4.2. Analysis of the Results of the Three-Way Partition

The KL algorithm only supports two-way partition experiments, so in the three-way partition experiment, only the proposed algorithm, the Gene algorithm, and the Metis algorithm are compared. The parameters are set as: k = 3, LR $\in \left(0.18~0.28\right)$, UR = 0.4, generation_max = 100, Crossover_rate = 0.8, and Mutation_rate = 0.003. The cutsize results of the three-way partition experiments on 12 test circuits are shown in Table 3.

Figure 10 shows the results of the three-way partition of the algorithm compared with the Metis and Gene algorithms in finding the Min.
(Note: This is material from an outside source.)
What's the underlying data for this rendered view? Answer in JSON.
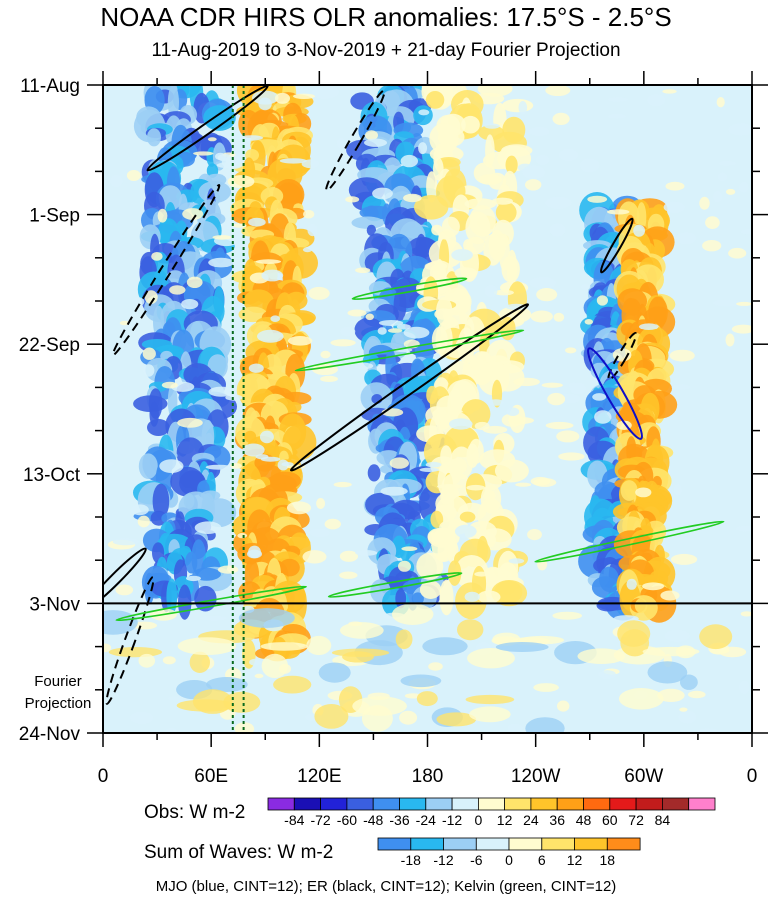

According to Table 3, compared with the Metis and Gene algorithms, the algorithm proposed in this paper obtains 7 times better results for finding the minimum cutsize Min. In Figure 10, the black polyline is generally above the zero-dot line. Among the 12 circuit samples, the proposed algorithm improved by an average of 2.02% over Metis. The red polyline is also above zero, and the average improvement rate is 70.29%. The above experimental results show that the proposed algorithm shows a good advantage for finding the minimum cutsize in the three-way partition.

5. Conclusions

Aiming at the gate-level circuit partitioning problem faced by EDA simulation, we propose a gate-level circuit partitioning algorithm based on clustering and an improved genetic algorithm. By introducing the betweenness centrality, the clustering algorithm is designed to quickly identify clusters in a circuit and realize the coarse partition. In the fine partition phase, a constraint-based genetic algorithm is proposed which realizes a seamless connection with the coarse partition and is effective in obtaining a better partition result. The test results of 12 circuits show that the proposed algorithm exhibits better performance than Metis and traditional genetic algorithms in searching for the minimum number of connections between subsets, which is effective for improving the partition quality.

The algorithm in this paper is relatively insufficient in terms of processing the circuit scale, and the next step will be based on the big data development platform to further improve the overall performance of the algorithm.